The coordinate values specified by <coordinate_file> are not averaged the same way the marker data is. Rather, the values from the row corresponding to the initial time of <time_range> are used. In the example XML file for a scale setup file, the coordinate values from time t=1 will be used as the "experimental coordinate values."
Moving markers to match experimental locations
The IK solver will be invoked to try to find generalized coordinate values for the model which put it in a pose that closely matches the "static pose" experimental marker positions and coordinate values. After the model's static pose is computed, a selected subset of the model's markers are moved to match the averaged experimental marker locations (those that were used to define the static pose).
Only markers which are tagged as "not fixed" are moved to match the experimental markers. This is done within the file specified by <MarkerSet>. Each marker that is moveable should have its <fixed> property set to false. <fixed> is a property of <Marker> (see Scale Marker File). The remaining markers are untouched.
Specifying final scaling and marker placement output
After marker placement, the final subject-specific model is ready for output.

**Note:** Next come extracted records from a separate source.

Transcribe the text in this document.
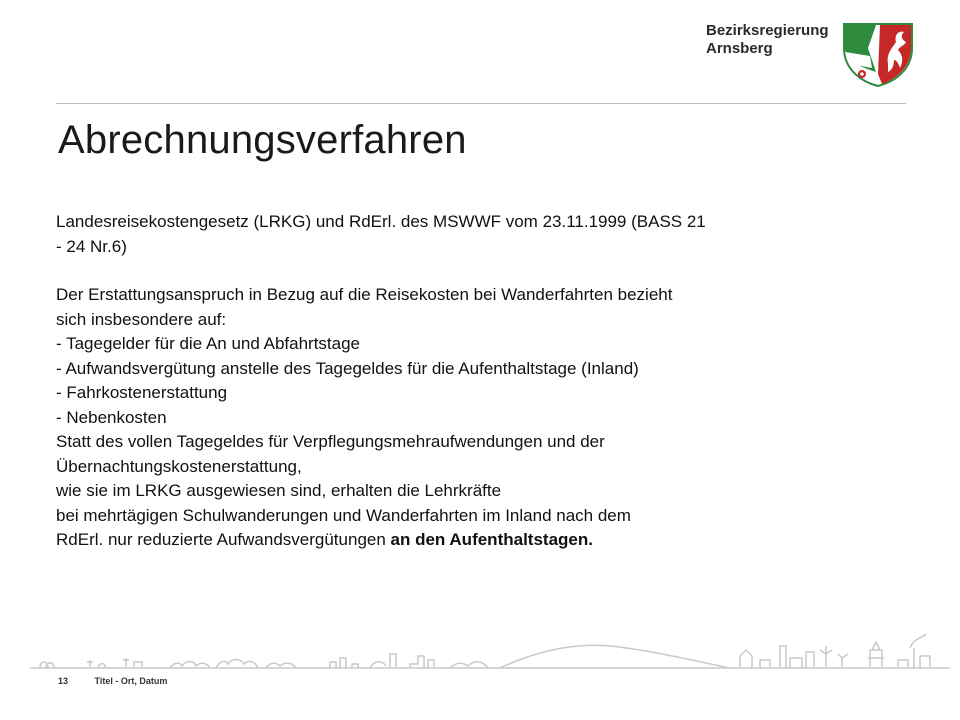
Bezirksregierung
Arnsberg
Abrechnungsverfahren

Landesreisekostengesetz (LRKG) und RdErl. des MSWWF vom 23.11.1999 (BASS 21

- 24 Nr.6)

Der Erstattungsanspruch in Bezug auf die Reisekosten bei Wanderfahrten bezieht

sich insbesondere auf:

- Tagegelder für die An und Abfahrtstage

- Aufwandsvergütung anstelle des Tagegeldes für die Aufenthaltstage (Inland)

- Fahrkostenerstattung

- Nebenkosten

Statt des vollen Tagegeldes für Verpflegungsmehraufwendungen und der

Übernachtungskostenerstattung,

wie sie im LRKG ausgewiesen sind, erhalten die Lehrkräfte

bei mehrtägigen Schulwanderungen und Wanderfahrten im Inland nach dem

RdErl. nur reduzierte Aufwandsvergütungen an den Aufenthaltstagen.

13	Titel - Ort, Datum
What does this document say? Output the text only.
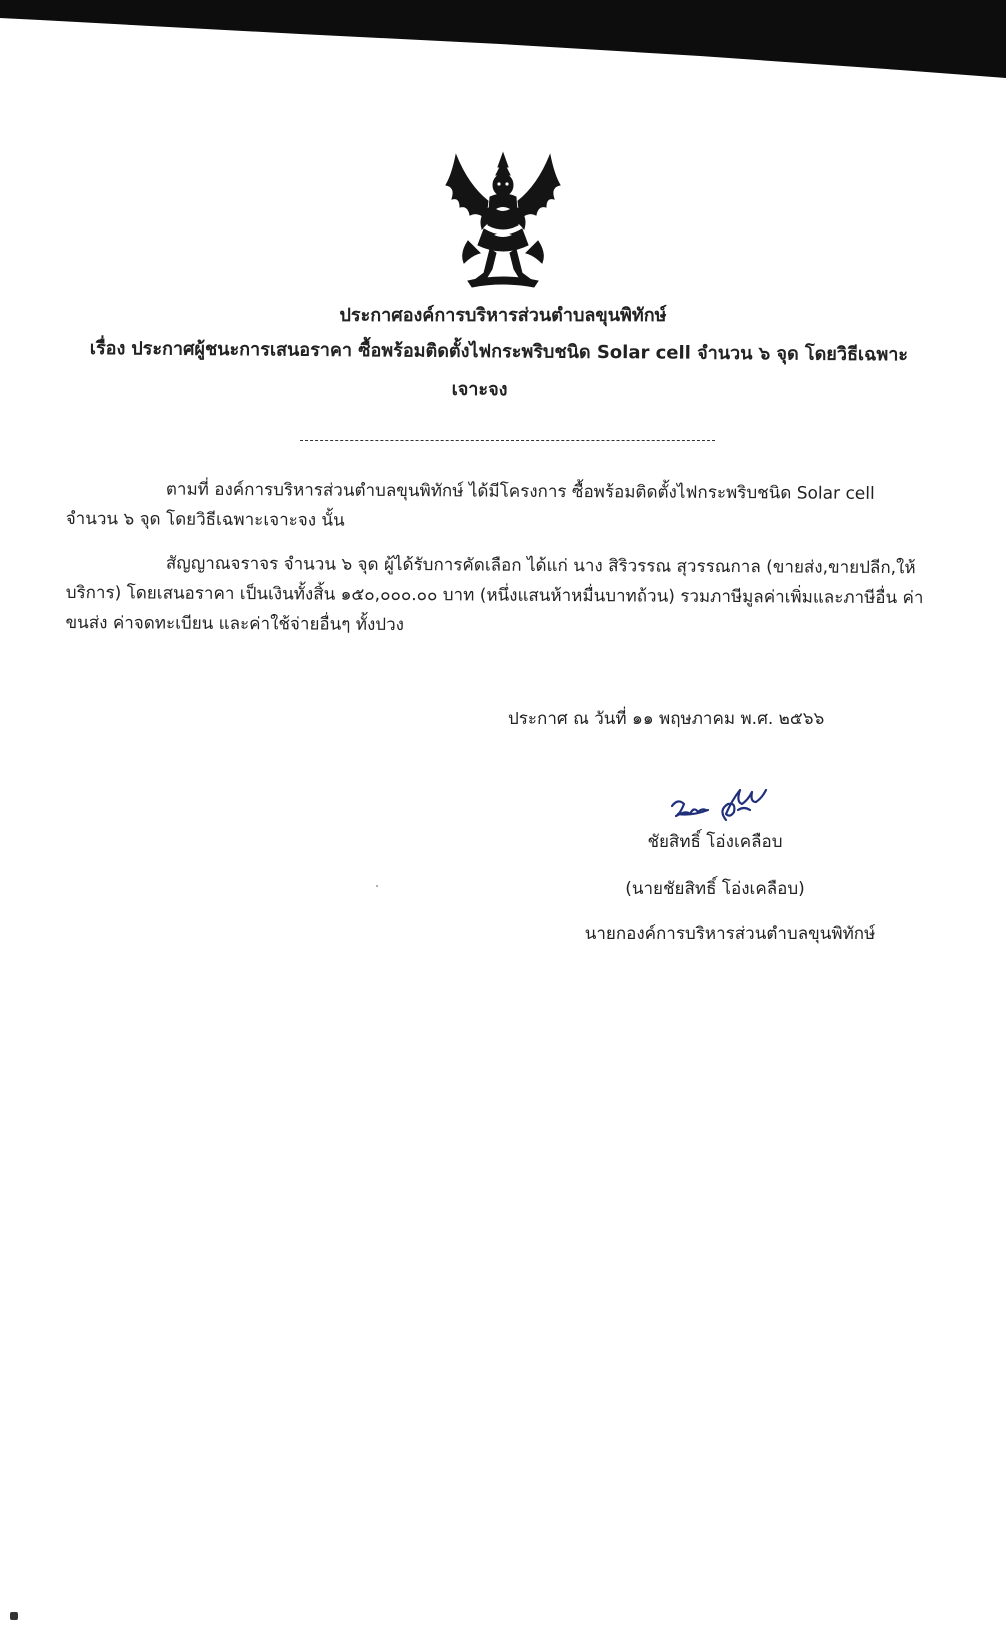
ประกาศองค์การบริหารส่วนตำบลขุนพิทักษ์
เรื่อง ประกาศผู้ชนะการเสนอราคา ซื้อพร้อมติดตั้งไฟกระพริบชนิด Solar cell จำนวน ๖ จุด โดยวิธีเฉพาะ
เจาะจง
ตามที่ องค์การบริหารส่วนตำบลขุนพิทักษ์ ได้มีโครงการ ซื้อพร้อมติดตั้งไฟกระพริบชนิด Solar cell จำนวน ๖ จุด โดยวิธีเฉพาะเจาะจง นั้น
สัญญาณจราจร จำนวน ๖ จุด ผู้ได้รับการคัดเลือก ได้แก่ นาง สิริวรรณ สุวรรณกาล (ขายส่ง,ขายปลีก,ให้บริการ) โดยเสนอราคา เป็นเงินทั้งสิ้น ๑๕๐,๐๐๐.๐๐ บาท (หนึ่งแสนห้าหมื่นบาทถ้วน) รวมภาษีมูลค่าเพิ่มและภาษีอื่น ค่าขนส่ง ค่าจดทะเบียน และค่าใช้จ่ายอื่นๆ ทั้งปวง
ประกาศ ณ วันที่ ๑๑ พฤษภาคม พ.ศ. ๒๕๖๖
ชัยสิทธิ์ โอ่งเคลือบ
(นายชัยสิทธิ์ โอ่งเคลือบ)
นายกองค์การบริหารส่วนตำบลขุนพิทักษ์
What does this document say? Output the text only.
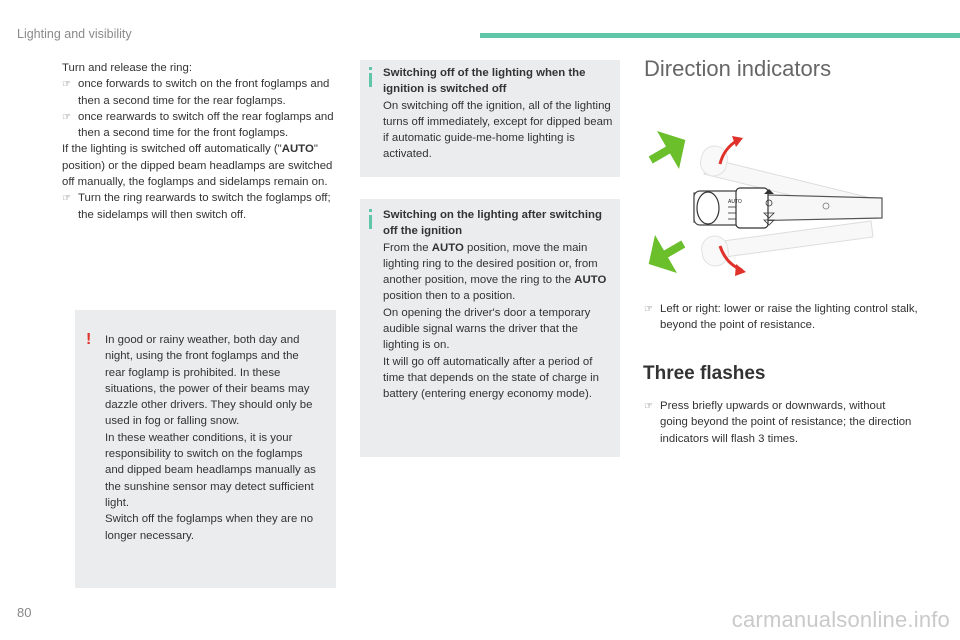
Lighting and visibility

Turn and release the ring:

☞ once forwards to switch on the front foglamps and then a second time for the rear foglamps.
☞ once rearwards to switch off the rear foglamps and then a second time for the front foglamps.

If the lighting is switched off automatically ("AUTO" position) or the dipped beam headlamps are switched off manually, the foglamps and sidelamps remain on.

☞ Turn the ring rearwards to switch the foglamps off; the sidelamps will then switch off.
! In good or rainy weather, both day and night, using the front foglamps and the rear foglamp is prohibited. In these situations, the power of their beams may dazzle other drivers. They should only be used in fog or falling snow.

In these weather conditions, it is your responsibility to switch on the foglamps and dipped beam headlamps manually as the sunshine sensor may detect sufficient light.

Switch off the foglamps when they are no longer necessary.

Switching off of the lighting when the ignition is switched off

On switching off the ignition, all of the lighting turns off immediately, except for dipped beam if automatic guide-me-home lighting is activated.

Switching on the lighting after switching off the ignition

From the AUTO position, move the main lighting ring to the desired position or, from another position, move the ring to the AUTO position then to a position.

On opening the driver's door a temporary audible signal warns the driver that the lighting is on.

It will go off automatically after a period of time that depends on the state of charge in battery (entering energy economy mode).

Direction indicators
AUTO
☞ Left or right: lower or raise the lighting control stalk, beyond the point of resistance.
Three flashes
☞ Press briefly upwards or downwards, without going beyond the point of resistance; the direction indicators will flash 3 times.
80	carmanualsonline.info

The only essential file to be output in this step is the subject-specific OpenSim model, specified in <output_model_file>. Additional files can be output:
- <output_motion_file> - a motion file consisting of a single row of values representing the "static pose" in which model markers were moved to match experimental markers. This file can be visualized in SIMM. Note: since this motion file only contains a single frame, to view it in SIMM's Model Viewer, you need to use the "start >" button to start playing the motion; the motion slider in SIMM does not appear to work.